Three days’ adjournment, at the request of the police, who were not yet ready to present their expert evidence; and therefore the tension remained and tightened, wound up with whispers, frayed with fears. Few people hesitated to use the word murder this time, though there was no verdict yet to support it. Few people waited for the evidence, to conclude that though the connection was not immediately apparent, this murder was fellow to the first. Murder begets murder, and the first step is the hardest. There even began to be a name in the middle of the whispers, blackening under them as under a swarm of bees settling. Who else had any motive for killing Charles Blunden, except his inseparable quarreling partner, his rival in love, his opponent in ideas, Chad Wedderburn? Who was already held to be the most probable suspect in the first crime, and showed now as almost the only one in this, unless Chad? The first death an impulse of understandable indignation, they said, from a man of his record and reputation; and the second one the fruit of the first success, adapted now, too easily, to his own inclinations and desires. Out at large, somewhere without witnesses, on the first occasion, and this time, by his own account, peacefully at home marking test papers in Latin, but alone, for his mother had been away for some days in Bristol, visiting a sister of hers who had arthritis. Again no witnesses to his movements all the evening. And when all was said, who else was in it?

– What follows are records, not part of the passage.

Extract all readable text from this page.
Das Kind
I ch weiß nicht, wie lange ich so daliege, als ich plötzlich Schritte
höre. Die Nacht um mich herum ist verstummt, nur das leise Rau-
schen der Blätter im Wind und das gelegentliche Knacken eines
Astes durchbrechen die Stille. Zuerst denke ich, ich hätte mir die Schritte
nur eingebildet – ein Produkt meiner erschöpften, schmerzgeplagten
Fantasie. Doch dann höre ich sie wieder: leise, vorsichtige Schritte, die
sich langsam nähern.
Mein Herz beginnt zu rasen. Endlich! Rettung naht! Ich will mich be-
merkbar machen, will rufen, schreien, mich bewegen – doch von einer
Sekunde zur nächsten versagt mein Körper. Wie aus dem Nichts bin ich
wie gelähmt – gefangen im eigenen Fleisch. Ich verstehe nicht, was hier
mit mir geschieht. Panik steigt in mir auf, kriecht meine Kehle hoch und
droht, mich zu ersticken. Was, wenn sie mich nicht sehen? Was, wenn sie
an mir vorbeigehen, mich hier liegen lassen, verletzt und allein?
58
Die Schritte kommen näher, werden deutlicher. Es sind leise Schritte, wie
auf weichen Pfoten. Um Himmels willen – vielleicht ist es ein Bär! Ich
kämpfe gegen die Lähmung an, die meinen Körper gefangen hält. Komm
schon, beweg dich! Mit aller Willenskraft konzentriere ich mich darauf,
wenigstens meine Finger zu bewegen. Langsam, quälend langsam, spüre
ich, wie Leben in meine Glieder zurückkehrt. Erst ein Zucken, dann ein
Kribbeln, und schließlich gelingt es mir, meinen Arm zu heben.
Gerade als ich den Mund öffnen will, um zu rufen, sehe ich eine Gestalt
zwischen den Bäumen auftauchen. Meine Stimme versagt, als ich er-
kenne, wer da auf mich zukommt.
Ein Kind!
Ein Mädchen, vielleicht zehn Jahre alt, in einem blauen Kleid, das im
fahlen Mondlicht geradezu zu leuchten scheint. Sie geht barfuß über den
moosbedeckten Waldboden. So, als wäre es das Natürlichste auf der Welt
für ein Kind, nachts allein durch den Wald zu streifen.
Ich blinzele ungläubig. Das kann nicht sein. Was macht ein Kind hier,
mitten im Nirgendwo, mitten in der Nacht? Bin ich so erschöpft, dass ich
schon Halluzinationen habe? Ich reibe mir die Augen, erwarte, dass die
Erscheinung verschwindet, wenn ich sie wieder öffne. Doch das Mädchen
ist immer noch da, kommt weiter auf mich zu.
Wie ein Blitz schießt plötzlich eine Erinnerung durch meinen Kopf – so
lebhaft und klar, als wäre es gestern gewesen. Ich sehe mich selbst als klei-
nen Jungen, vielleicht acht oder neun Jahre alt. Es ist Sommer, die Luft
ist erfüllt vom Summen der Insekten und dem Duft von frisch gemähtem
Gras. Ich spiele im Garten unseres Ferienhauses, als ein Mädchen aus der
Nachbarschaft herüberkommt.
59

Of course there was no evidence—yet—that he had gone out to meet Charles in the woods, and turned his own gun against him, and emptied both barrels into his chest. But there was no positive evidence that he had not, and by this time that was almost enough for Comerford.

Bunty came home shocked and distressed from her morning’s shopping, having been offered this solution confidently with the fish. She had stamped on the theory very firmly, but she knew that she had not scotched it. As well join Canute in trying to turn back the tide. The strain on Comerford had to find outlet somewhere, it was only to be expected. And after all, who could say with certainty that they were wrong? The most one could say was that they were premature.

She argued with herself that the two young men had always been friends, in spite of their endless wranglings, for what else could have held them together? But some insecurity within her mind answered dubiously that human creatures cling together for other reasons besides love, that there are the irresistible attractions of enmity as well. And further, that friendship has often reversed its hand when some unlucky girl got in the way. She had no peace; no one had any peace, and no one would have now until the thing was finished.

Meantime, there was Charles’s funeral to focus public feeling, and she had ordered flowers, as much for Dominic’s sake as anyone’s. To lay the ghost of the flung half-crown, and the easy, gay voice which had bidden him buy his girl an ice to celebrate a gesture of self-assertion, the first and the last, made only just in time.

Pussy and Dominic compared notes in the loft, over the last of the apple-wrapping, and the note of desperation had somehow stolen into their councils unawares.

“She won’t go out, or do anything, or take any interest in anything,” said Pussy. “She just does her work, as usual, and says nothing all the day long. And he doesn’t come in any more. He did come in once, and then it was so awful he went away very soon. I think that’s when he realized how it was. And that’s why he won’t come near her now.”

“She doesn’t think he did it, though, does she?”

“No, of course not. But all the others do, and he won’t even bring that feeling near her. If he’s going to bring bad luck he’s determined he won’t bring it here. You know, everybody’s saying it now, everybody.”

“Well, everybody’s wrong,” said Dominic, cussed to the last.

“Well, I think so, too, but how to prove it? Was he at school today?”